Saturday, January 18, 2014

Naming ATF Headquarters After Eliot Ness Might Actually Be Appropriate

To summarize, Ness didn't get his man, he had questionable morals, he probably was an alcoholic, he covered up a crime, he couldn't manage his money, and he was prone to wild exaggeration about his accomplishments. When you look at that summary of Ness' life and career, who better to represent the modern day ATF?

4 comments:

SWIFT said...

John Richardson got one thing right; attorneys, scientists and investigators at ATF don't want any recognition, but not for the reasons he thinks. The fewer paper trails to them, is career enhancing. After all, what serial liar and known hair ball, wants to stand up to be acknowledged?

Anonymous said...

I prefer to call it "the thing that should not be".

The 18th amendment was an OPEN ADMISSION that the government of republican form simply didn't have the authority over spirit imbibing, production or possession (sales / purchase included). The repeal of this authority delegated in the 18th is also an OPEN ADMISSION that said authority was expressly withheld from government.
Alcohol? It's a individual liberty - period.

Tobacco? Well, aside from the fact government was never authorized to own that product everywhere and thus "allow" or "disallow" it's possession, there is that little "FDA" move that's already been made. So it's out of the hands of "ATF" from more than one direction.

Firearms?
Hmmmm.
The vast majority of gun control is based on two fallacies. First, 99% of that legislation was passed and implemented under the guise that keeping and bearing were NOT individual fundamental RIGHTS protected by constitutional limitation and that it was then not enforceable against federal local and state governments. IOW, it was all crafted prior to the Heller McDonald combination. Simply put - that 99% WILL NOT AND CAN NOT stand up to testing its muster (even with the problematic Doctrine of Selective Incorporation as the "guideline").

So no, it should not be renamed.
It should - and must- be dissolved. This because it is indeed "the thing that should not be".

FedUp said...

Anon: drugs and alcohol aren't civil rights, they are simply beyond the federal authority (absent a change in the Constitution like the 18A).

You're mostly right. The 18th was an open admission that nothing in the rest of the Constitution gave fedgov the authority to ban ethanol.

Anonymous said...

Fed up - aren't civil rights? Interesting statement in need of clarification. While not enumerated specifically like arms, I point to the plain words of the ninth amendment and their intention that just because of a lack of specific enumeration- rights exist regardless. This produces a situation where government must then provide the authority it has - as in demonstrate what authority it's exercising- in banning a substance.

Let's admit, together, that, as declared,the purpose of government is to protect individual exercise of individual liberty rather than micro manage exercise via prohibition and mandate.
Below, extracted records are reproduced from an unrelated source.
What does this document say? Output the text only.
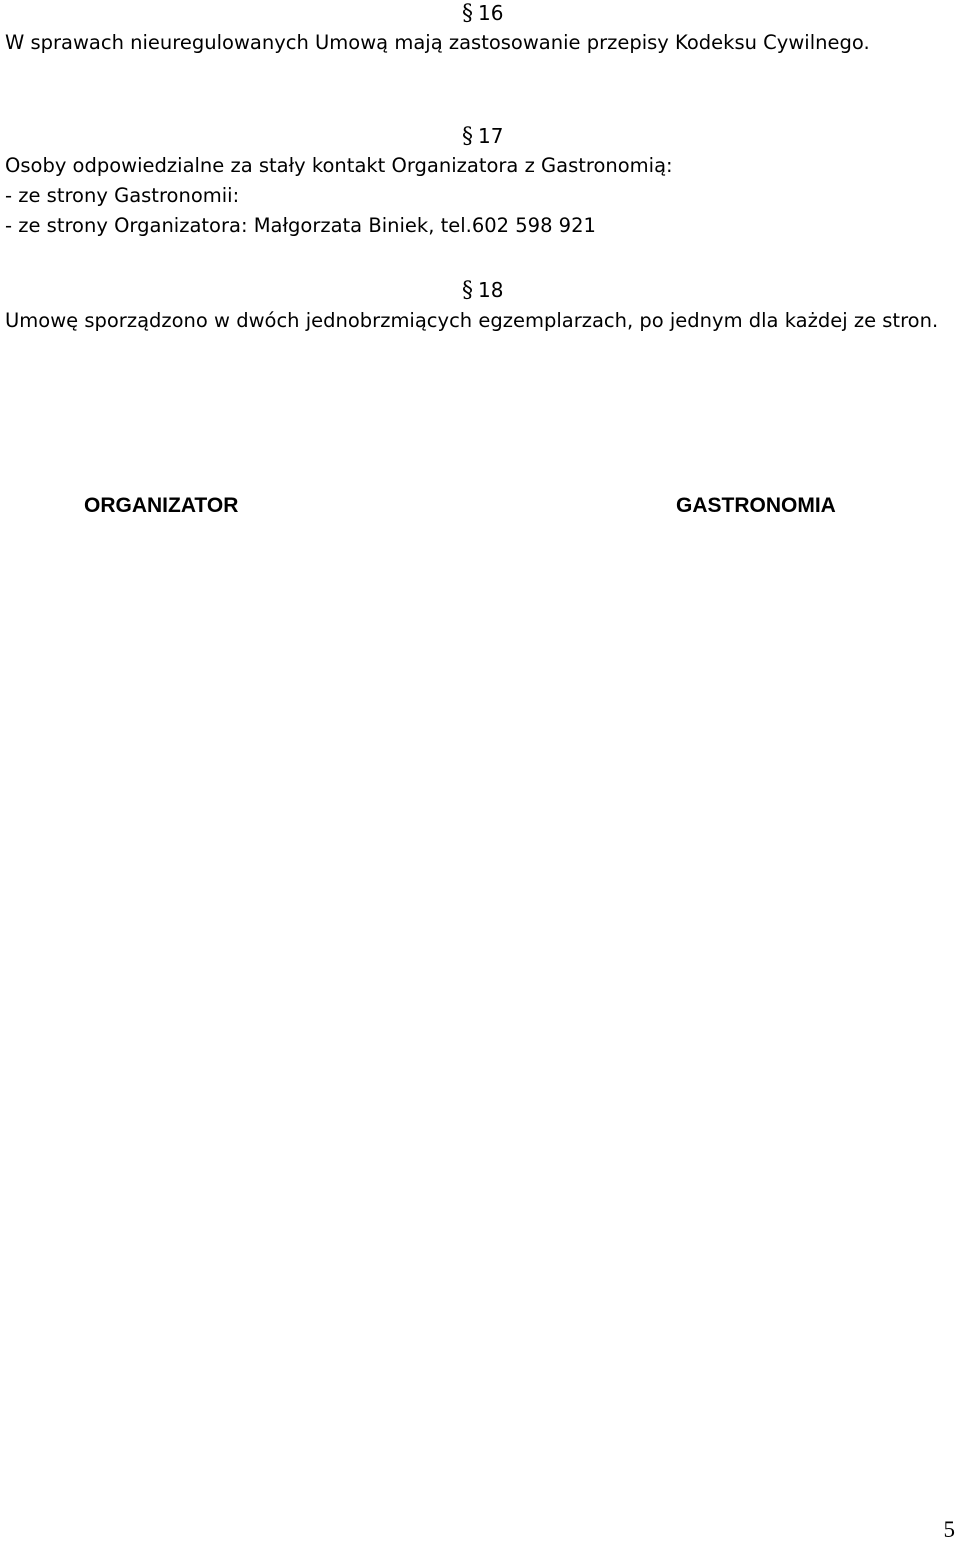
§ 16
W sprawach nieuregulowanych Umową mają zastosowanie przepisy Kodeksu Cywilnego.
§ 17
Osoby odpowiedzialne za stały kontakt Organizatora z Gastronomią:
- ze strony Gastronomii:
- ze strony Organizatora: Małgorzata Biniek, tel.602 598 921
§ 18
Umowę sporządzono w dwóch jednobrzmiących egzemplarzach, po jednym dla każdej ze stron.
ORGANIZATOR	GASTRONOMIA
5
I submit to you that the word "civil" in relation to "rights" has been bastardized to now mean government allowed permission (to jive with the bastardization of the word privilege).

I agree with what you said but I'm confused as to what you portend makes me mistaken to some degree. It seems you leave open the authority to "regulate" something or anything beyond production. Maybe I misread you and that's not your intent but rather you sliced it down to more direct. I'm unsure about which but would lean toward the latter in my understanding of other comments you've made here.

That leads me back to the "civil rights " thing. On that note, I'll submit that this country simply MUST have a serious discussion about what "civil" ACTUALLY means. For if it means "government allowed" we don't have any "rights" at all ( from the perspective of government).

Ask yourself why debt, immigration and even the doctrine of selective incorporation are seemingly unsolvable and uber complicated problems. Heck, throw in the usurpers eligibility too. All of it - our discussion about "civil" included, comes down to 14 th amendment admission. The solutions to all of them rest in admitting that "allowance" and "permission" (civil) cannot possibly be reality but that rights have to exist no matter what gubmint and it's operators want.

For when admissions are made of this caliber the "commerce" canard falls asunder. With economic freedom restored, the ATF USDA DEA heck the majority of the alphabet agencies are exposed as things that should not be.

I really do think the political class knows this and that's why everything is "racist" today. That's used as a shield to avoid admitting any of it. All held under the cloak of "civil rights" as if blacks can only be "free" if the "allowance " crap continues.

I guess I'll ask you this to see which way to go from here.
What exactly do you mean when you say "civil rights"?